Second, the spaces that become hosting spaces are often connected to hostile and settler colonial state violence. We outlined the concept of radical hospitality and feminist hospitality that ‘challenge the ability of the settler nation to claim sovereign and deny welcome’ (Daigle and Ramirez 2019) and seek understandings of hospitality that are not restricted by the underpinnings of geopolitical understandings of scale, boundaries, and nationalism (Dowler Citation2013). Yet, these conceptualisations of hosting remain often at the level of the national or urban scale. By centring how the home is emerging as a space of hospitality in reaction to exclusionary state politics we have troubled the scales of hospitality and highlighted its relationality. We suggest more geographical work might consider the multiplicity of intimate spaces in which hosting takes place.

Third, we significantly develop the burgeoning geopolitical literature on home. We argue that more attention to how the home is being shaped by wider geopolitical practices such as hosting might be a fruitful expansion to research on the geopolitics of home. COVID-19 forced a reorientation of homelife and in this context geographers have attended to the relationship between home and care (Hall Citation2021), including the reconfiguring of working from home (Reuschke and Felstead, Citation2020). Furthermore, the uneven implications of the UK government’s ‘Stay at Home’ message has been highlighted by both academics and students as gendered, impacting single adult households and those with additional challenges living at ‘home’ more. The mobility restrictions and ‘Stay at Home’ messages of covid unevenly impact different groups and resulted in hosting any other person in your house becoming unlawful. In this paper, we argue that attention must be paid to the ever-changing geopolitics of home and hosting.

Acknowledgement

The authors would like to thank first all those who shared home spaces with us. The authors would also like to thank Ingrid Medby, Vanessa Schofield, Jonny Darling, and Mark Griffiths for reading various iterations of this paper and providing valuable feedback.

Disclosure statement

No potential conflict of interest was reported by the author(s).

Additional information

Funding

This work was supported by the Economic and Social Research Council [1450063]; British Academy [SRG2021\210498]; ESRC [ES/S010262/1].

Notes

1. Olivia’s research was conducted prior to Israel’s war on Gaza in 2023.
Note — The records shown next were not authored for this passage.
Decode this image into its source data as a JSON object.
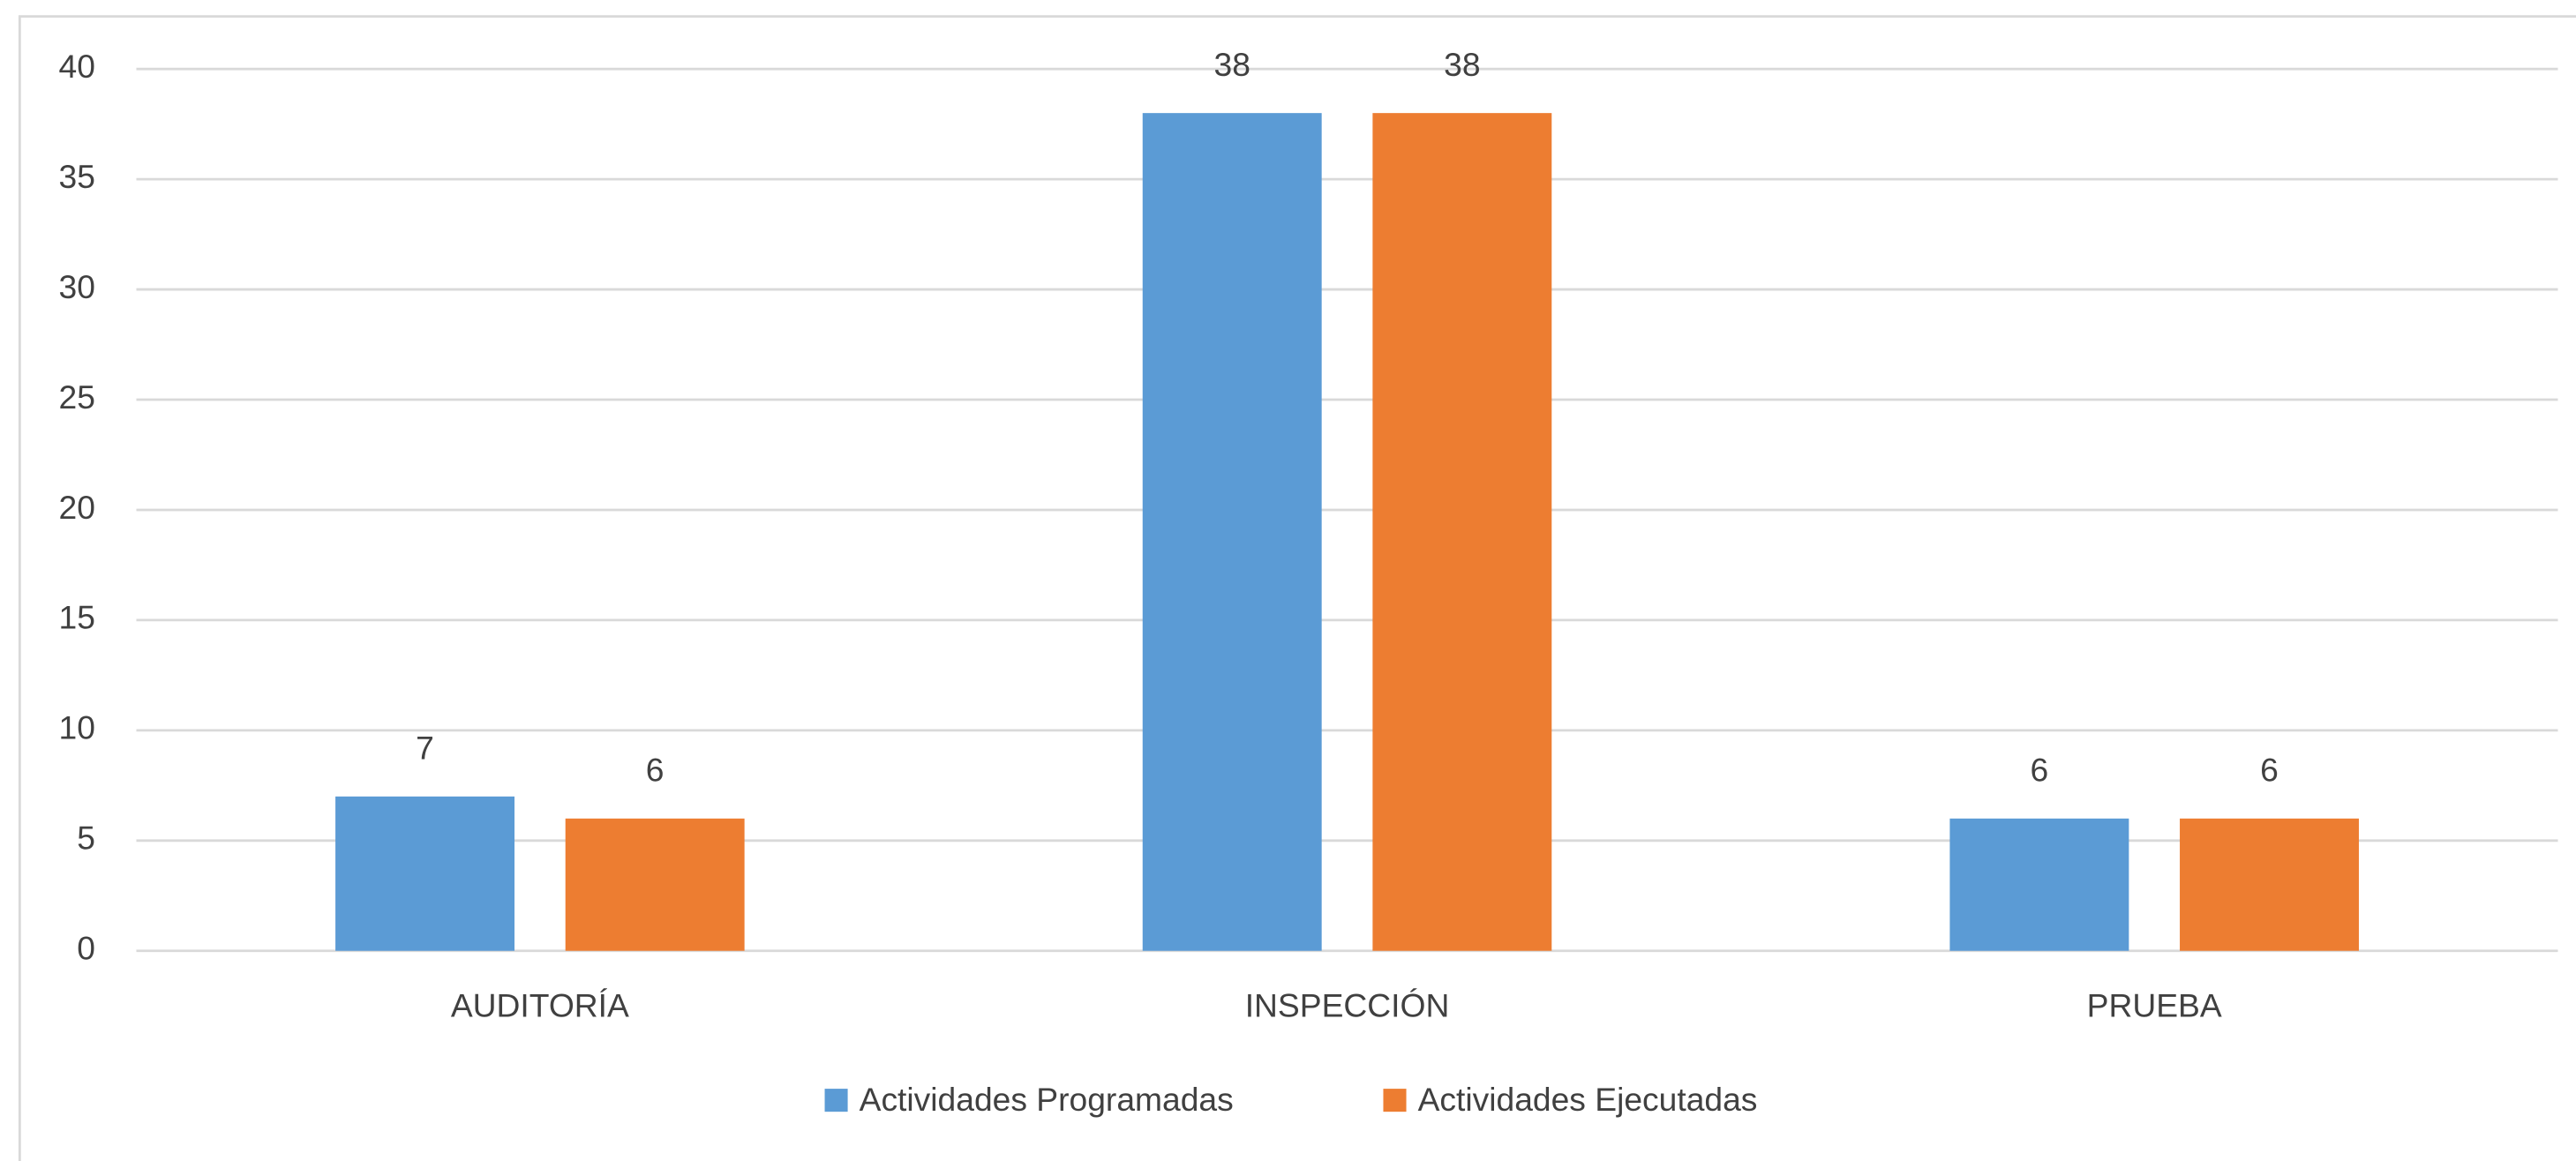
{
  "chart_data": {
    "type": "bar",
    "categories": [
      "AUDITORÍA",
      "INSPECCIÓN",
      "PRUEBA"
    ],
    "series": [
      {
        "name": "Actividades Programadas",
        "color": "#5b9bd5",
        "values": [
          7,
          38,
          6
        ]
      },
      {
        "name": "Actividades Ejecutadas",
        "color": "#ed7d31",
        "values": [
          6,
          38,
          6
        ]
      }
    ],
    "ylim": [
      0,
      40
    ],
    "yticks": [
      0,
      5,
      10,
      15,
      20,
      25,
      30,
      35,
      40
    ],
    "grid": true,
    "legend": "bottom"
  }
}
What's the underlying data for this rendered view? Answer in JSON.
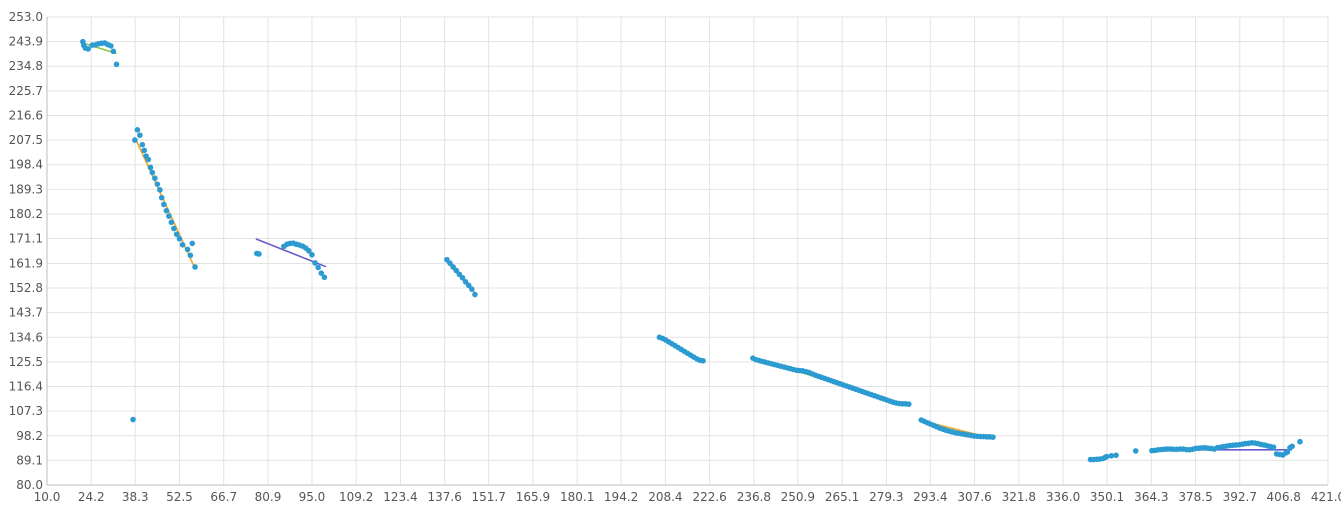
{
  "chart_data": {
    "type": "scatter",
    "grid": true,
    "legend": "none",
    "xlim": [
      10.0,
      421.0
    ],
    "ylim": [
      80.0,
      253.0
    ],
    "x_ticks": [
      "10.0",
      "24.2",
      "38.3",
      "52.5",
      "66.7",
      "80.9",
      "95.0",
      "109.2",
      "123.4",
      "137.6",
      "151.7",
      "165.9",
      "180.1",
      "194.2",
      "208.4",
      "222.6",
      "236.8",
      "250.9",
      "265.1",
      "279.3",
      "293.4",
      "307.6",
      "321.8",
      "336.0",
      "350.1",
      "364.3",
      "378.5",
      "392.7",
      "406.8",
      "421.0"
    ],
    "y_ticks": [
      "253.0",
      "243.9",
      "234.8",
      "225.7",
      "216.6",
      "207.5",
      "198.4",
      "189.3",
      "180.2",
      "171.1",
      "161.9",
      "152.8",
      "143.7",
      "134.6",
      "125.5",
      "116.4",
      "107.3",
      "98.2",
      "89.1",
      "80.0"
    ],
    "colors": {
      "points": "#2b9bd1",
      "trend_green": "#8dc63f",
      "trend_orange": "#f5a623",
      "trend_purple": "#6a5acd",
      "grid": "#e3e3e3",
      "axis": "#bdbdbd",
      "text": "#555555"
    },
    "points": [
      [
        21.5,
        243.9
      ],
      [
        21.8,
        242.5
      ],
      [
        22.3,
        241.5
      ],
      [
        23.2,
        241.2
      ],
      [
        24.5,
        242.6
      ],
      [
        25.5,
        242.7
      ],
      [
        26.5,
        243.1
      ],
      [
        27.5,
        243.3
      ],
      [
        28.5,
        243.4
      ],
      [
        29.5,
        242.8
      ],
      [
        30.5,
        242.3
      ],
      [
        31.3,
        240.3
      ],
      [
        32.3,
        235.5
      ],
      [
        37.6,
        104.2
      ],
      [
        38.2,
        207.5
      ],
      [
        39.0,
        211.3
      ],
      [
        39.8,
        209.3
      ],
      [
        40.6,
        205.8
      ],
      [
        41.2,
        203.7
      ],
      [
        41.8,
        201.6
      ],
      [
        42.5,
        200.3
      ],
      [
        43.2,
        197.4
      ],
      [
        43.8,
        195.5
      ],
      [
        44.6,
        193.4
      ],
      [
        45.4,
        191.2
      ],
      [
        46.2,
        189.1
      ],
      [
        46.8,
        186.2
      ],
      [
        47.5,
        183.7
      ],
      [
        48.3,
        181.4
      ],
      [
        49.1,
        179.4
      ],
      [
        49.9,
        177.1
      ],
      [
        50.7,
        174.8
      ],
      [
        51.6,
        172.7
      ],
      [
        52.5,
        171.0
      ],
      [
        53.5,
        168.8
      ],
      [
        55.1,
        167.1
      ],
      [
        56.0,
        164.9
      ],
      [
        56.6,
        169.3
      ],
      [
        57.5,
        160.6
      ],
      [
        77.3,
        165.6
      ],
      [
        78.0,
        165.4
      ],
      [
        86.0,
        168.2
      ],
      [
        87.0,
        169.0
      ],
      [
        88.0,
        169.3
      ],
      [
        89.0,
        169.4
      ],
      [
        90.0,
        169.0
      ],
      [
        91.0,
        168.7
      ],
      [
        92.0,
        168.3
      ],
      [
        93.0,
        167.6
      ],
      [
        94.0,
        166.6
      ],
      [
        95.0,
        165.1
      ],
      [
        96.0,
        162.1
      ],
      [
        97.0,
        160.4
      ],
      [
        98.0,
        158.3
      ],
      [
        99.0,
        156.8
      ],
      [
        138.3,
        163.3
      ],
      [
        139.3,
        162.0
      ],
      [
        140.3,
        160.6
      ],
      [
        141.3,
        159.3
      ],
      [
        142.3,
        157.9
      ],
      [
        143.3,
        156.6
      ],
      [
        144.3,
        155.1
      ],
      [
        145.3,
        153.8
      ],
      [
        146.3,
        152.4
      ],
      [
        147.3,
        150.4
      ],
      [
        206.5,
        134.6
      ],
      [
        207.5,
        134.2
      ],
      [
        208.5,
        133.6
      ],
      [
        209.5,
        132.9
      ],
      [
        210.5,
        132.2
      ],
      [
        211.5,
        131.5
      ],
      [
        212.5,
        130.8
      ],
      [
        213.5,
        130.1
      ],
      [
        214.5,
        129.4
      ],
      [
        215.5,
        128.7
      ],
      [
        216.5,
        128.0
      ],
      [
        217.5,
        127.3
      ],
      [
        218.5,
        126.6
      ],
      [
        219.5,
        126.1
      ],
      [
        220.5,
        125.9
      ],
      [
        236.5,
        126.9
      ],
      [
        237.5,
        126.3
      ],
      [
        238.5,
        126.0
      ],
      [
        239.5,
        125.7
      ],
      [
        240.5,
        125.4
      ],
      [
        241.5,
        125.1
      ],
      [
        242.5,
        124.8
      ],
      [
        243.5,
        124.5
      ],
      [
        244.5,
        124.2
      ],
      [
        245.5,
        123.9
      ],
      [
        246.5,
        123.6
      ],
      [
        247.5,
        123.3
      ],
      [
        248.5,
        123.0
      ],
      [
        249.5,
        122.7
      ],
      [
        250.5,
        122.4
      ],
      [
        251.5,
        122.3
      ],
      [
        252.5,
        122.2
      ],
      [
        253.5,
        121.9
      ],
      [
        254.5,
        121.6
      ],
      [
        255.5,
        121.1
      ],
      [
        256.5,
        120.6
      ],
      [
        257.5,
        120.2
      ],
      [
        258.5,
        119.8
      ],
      [
        259.5,
        119.4
      ],
      [
        260.5,
        119.0
      ],
      [
        261.5,
        118.6
      ],
      [
        262.5,
        118.2
      ],
      [
        263.5,
        117.8
      ],
      [
        264.5,
        117.4
      ],
      [
        265.5,
        117.0
      ],
      [
        266.5,
        116.6
      ],
      [
        267.5,
        116.2
      ],
      [
        268.5,
        115.8
      ],
      [
        269.5,
        115.4
      ],
      [
        270.5,
        115.0
      ],
      [
        271.5,
        114.6
      ],
      [
        272.5,
        114.2
      ],
      [
        273.5,
        113.8
      ],
      [
        274.5,
        113.4
      ],
      [
        275.5,
        113.0
      ],
      [
        276.5,
        112.6
      ],
      [
        277.5,
        112.2
      ],
      [
        278.5,
        111.8
      ],
      [
        279.5,
        111.4
      ],
      [
        280.5,
        111.0
      ],
      [
        281.5,
        110.6
      ],
      [
        282.5,
        110.3
      ],
      [
        283.5,
        110.1
      ],
      [
        284.5,
        110.0
      ],
      [
        285.5,
        110.0
      ],
      [
        286.5,
        109.9
      ],
      [
        290.5,
        104.0
      ],
      [
        291.5,
        103.5
      ],
      [
        292.5,
        103.0
      ],
      [
        293.5,
        102.5
      ],
      [
        294.5,
        102.0
      ],
      [
        295.5,
        101.5
      ],
      [
        296.5,
        101.0
      ],
      [
        297.5,
        100.6
      ],
      [
        298.5,
        100.2
      ],
      [
        299.5,
        99.9
      ],
      [
        300.5,
        99.6
      ],
      [
        301.5,
        99.3
      ],
      [
        302.5,
        99.1
      ],
      [
        303.5,
        98.9
      ],
      [
        304.5,
        98.7
      ],
      [
        305.5,
        98.5
      ],
      [
        306.5,
        98.3
      ],
      [
        307.5,
        98.1
      ],
      [
        308.5,
        98.0
      ],
      [
        309.5,
        97.9
      ],
      [
        310.5,
        97.9
      ],
      [
        311.5,
        97.8
      ],
      [
        312.5,
        97.8
      ],
      [
        313.5,
        97.7
      ],
      [
        344.8,
        89.4
      ],
      [
        345.8,
        89.4
      ],
      [
        346.8,
        89.5
      ],
      [
        347.8,
        89.6
      ],
      [
        348.8,
        89.8
      ],
      [
        349.5,
        90.2
      ],
      [
        350.0,
        90.5
      ],
      [
        351.5,
        90.8
      ],
      [
        353.0,
        91.0
      ],
      [
        359.3,
        92.6
      ],
      [
        364.5,
        92.7
      ],
      [
        365.5,
        92.8
      ],
      [
        366.5,
        93.0
      ],
      [
        367.5,
        93.1
      ],
      [
        368.5,
        93.2
      ],
      [
        369.5,
        93.3
      ],
      [
        370.5,
        93.3
      ],
      [
        371.5,
        93.2
      ],
      [
        372.5,
        93.2
      ],
      [
        373.5,
        93.3
      ],
      [
        374.5,
        93.3
      ],
      [
        375.5,
        93.1
      ],
      [
        376.5,
        93.0
      ],
      [
        377.5,
        93.2
      ],
      [
        378.5,
        93.5
      ],
      [
        379.5,
        93.6
      ],
      [
        380.5,
        93.7
      ],
      [
        381.5,
        93.8
      ],
      [
        382.5,
        93.6
      ],
      [
        383.5,
        93.5
      ],
      [
        384.5,
        93.3
      ],
      [
        385.5,
        93.8
      ],
      [
        386.5,
        94.0
      ],
      [
        387.5,
        94.2
      ],
      [
        388.5,
        94.4
      ],
      [
        389.5,
        94.6
      ],
      [
        390.5,
        94.7
      ],
      [
        391.5,
        94.8
      ],
      [
        392.5,
        94.9
      ],
      [
        393.5,
        95.1
      ],
      [
        394.5,
        95.3
      ],
      [
        395.5,
        95.4
      ],
      [
        396.5,
        95.6
      ],
      [
        397.5,
        95.5
      ],
      [
        398.5,
        95.3
      ],
      [
        399.5,
        95.0
      ],
      [
        400.5,
        94.8
      ],
      [
        401.5,
        94.5
      ],
      [
        402.5,
        94.2
      ],
      [
        403.5,
        94.0
      ],
      [
        404.5,
        91.5
      ],
      [
        405.5,
        91.3
      ],
      [
        406.5,
        91.1
      ],
      [
        407.5,
        91.9
      ],
      [
        408.0,
        92.2
      ],
      [
        408.8,
        93.8
      ],
      [
        409.5,
        94.3
      ],
      [
        412.0,
        96.0
      ]
    ],
    "trend_lines": [
      {
        "color": "#8dc63f",
        "x": [
          21.5,
          32.3
        ],
        "y": [
          243.4,
          239.5
        ]
      },
      {
        "color": "#f5a623",
        "x": [
          38.2,
          57.5
        ],
        "y": [
          208.5,
          160.0
        ]
      },
      {
        "color": "#6a5acd",
        "x": [
          77.0,
          99.5
        ],
        "y": [
          171.0,
          160.7
        ]
      },
      {
        "color": "#f5a623",
        "x": [
          138.3,
          147.3
        ],
        "y": [
          162.5,
          151.0
        ]
      },
      {
        "color": "#8dc63f",
        "x": [
          236.5,
          286.5
        ],
        "y": [
          127.0,
          109.5
        ]
      },
      {
        "color": "#f5a623",
        "x": [
          290.5,
          313.5
        ],
        "y": [
          103.8,
          97.2
        ]
      },
      {
        "color": "#6a5acd",
        "x": [
          364.5,
          409.5
        ],
        "y": [
          93.0,
          93.0
        ]
      }
    ]
  }
}
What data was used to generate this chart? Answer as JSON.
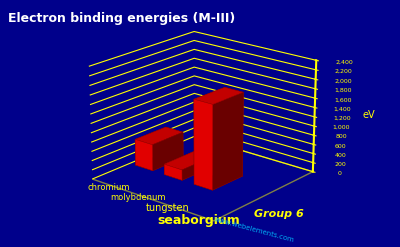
{
  "title": "Electron binding energies (M-III)",
  "ylabel": "eV",
  "xlabel": "Group 6",
  "watermark": "www.webelements.com",
  "elements": [
    "chromium",
    "molybdenum",
    "tungsten",
    "seaborgium"
  ],
  "values": [
    574,
    227,
    1809,
    0
  ],
  "bar_color": "#ff0000",
  "background_color": "#00008B",
  "axis_color": "#ffff00",
  "text_color": "#ffff00",
  "title_color": "#ffffff",
  "yticks": [
    0,
    200,
    400,
    600,
    800,
    1000,
    1200,
    1400,
    1600,
    1800,
    2000,
    2200,
    2400
  ],
  "ylim": [
    0,
    2400
  ],
  "figsize": [
    4.0,
    2.47
  ],
  "dpi": 100
}
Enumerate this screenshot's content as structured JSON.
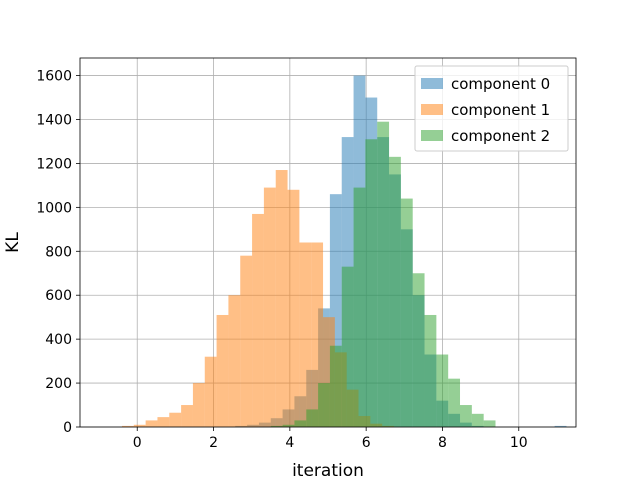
{
  "chart_data": {
    "type": "histogram",
    "xlabel": "iteration",
    "ylabel": "KL",
    "xlim": [
      -1.5,
      11.5
    ],
    "ylim": [
      0,
      1680
    ],
    "xticks": [
      0,
      2,
      4,
      6,
      8,
      10
    ],
    "yticks": [
      0,
      200,
      400,
      600,
      800,
      1000,
      1200,
      1400,
      1600
    ],
    "grid": true,
    "legend_position": "top-right",
    "series": [
      {
        "name": "component 0",
        "color": "#1f77b4",
        "opacity": 0.5,
        "bin_edges": [
          2.57,
          2.88,
          3.19,
          3.5,
          3.81,
          4.12,
          4.43,
          4.74,
          5.05,
          5.36,
          5.67,
          5.98,
          6.29,
          6.6,
          6.91,
          7.22,
          7.53,
          7.84,
          8.15,
          8.46,
          8.77,
          9.08,
          9.39,
          9.7,
          10.01,
          10.32,
          10.63,
          10.94,
          11.25
        ],
        "counts": [
          5,
          10,
          20,
          40,
          80,
          140,
          260,
          540,
          1060,
          1320,
          1600,
          1500,
          1320,
          1150,
          900,
          600,
          330,
          120,
          60,
          20,
          5,
          0,
          0,
          0,
          0,
          0,
          0,
          5
        ]
      },
      {
        "name": "component 1",
        "color": "#ff7f0e",
        "opacity": 0.5,
        "bin_edges": [
          -0.4,
          -0.09,
          0.22,
          0.53,
          0.84,
          1.15,
          1.46,
          1.77,
          2.08,
          2.39,
          2.7,
          3.01,
          3.32,
          3.63,
          3.94,
          4.25,
          4.56,
          4.87,
          5.18,
          5.49,
          5.8,
          6.11,
          6.42,
          6.73
        ],
        "counts": [
          5,
          10,
          30,
          45,
          65,
          100,
          200,
          320,
          510,
          600,
          780,
          970,
          1090,
          1170,
          1080,
          840,
          840,
          500,
          340,
          170,
          50,
          15,
          5
        ]
      },
      {
        "name": "component 2",
        "color": "#2ca02c",
        "opacity": 0.5,
        "bin_edges": [
          3.5,
          3.81,
          4.12,
          4.43,
          4.74,
          5.05,
          5.36,
          5.67,
          5.98,
          6.29,
          6.6,
          6.91,
          7.22,
          7.53,
          7.84,
          8.15,
          8.46,
          8.77,
          9.08,
          9.39
        ],
        "counts": [
          5,
          10,
          30,
          80,
          200,
          370,
          730,
          1090,
          1310,
          1390,
          1230,
          1040,
          700,
          510,
          330,
          220,
          100,
          60,
          30
        ]
      }
    ]
  }
}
2. Olivia made their position as a researcher clear and in all the vignettes included, the families have agreed to have these experiences shared. All the interviews and conversations were conducted in English, as all the host families spoke English. Anonymity was important to all the families who asked for no photographs, names, or specific details to be included. With the cooking classes, anonymity could not be guaranteed as there is only one such project taking place in Aida Camp, and a quick Google search would have unearthed it. However, the women in this project were happy to for the name of the project to be included as long as no specific details about individuals were included.

3. The personal reflections on hosting at home Olivia describes in this paper draw upon two individuals who they are still in contact with. They have both read and agreed to this paper.

4. The state benefit system in the UK.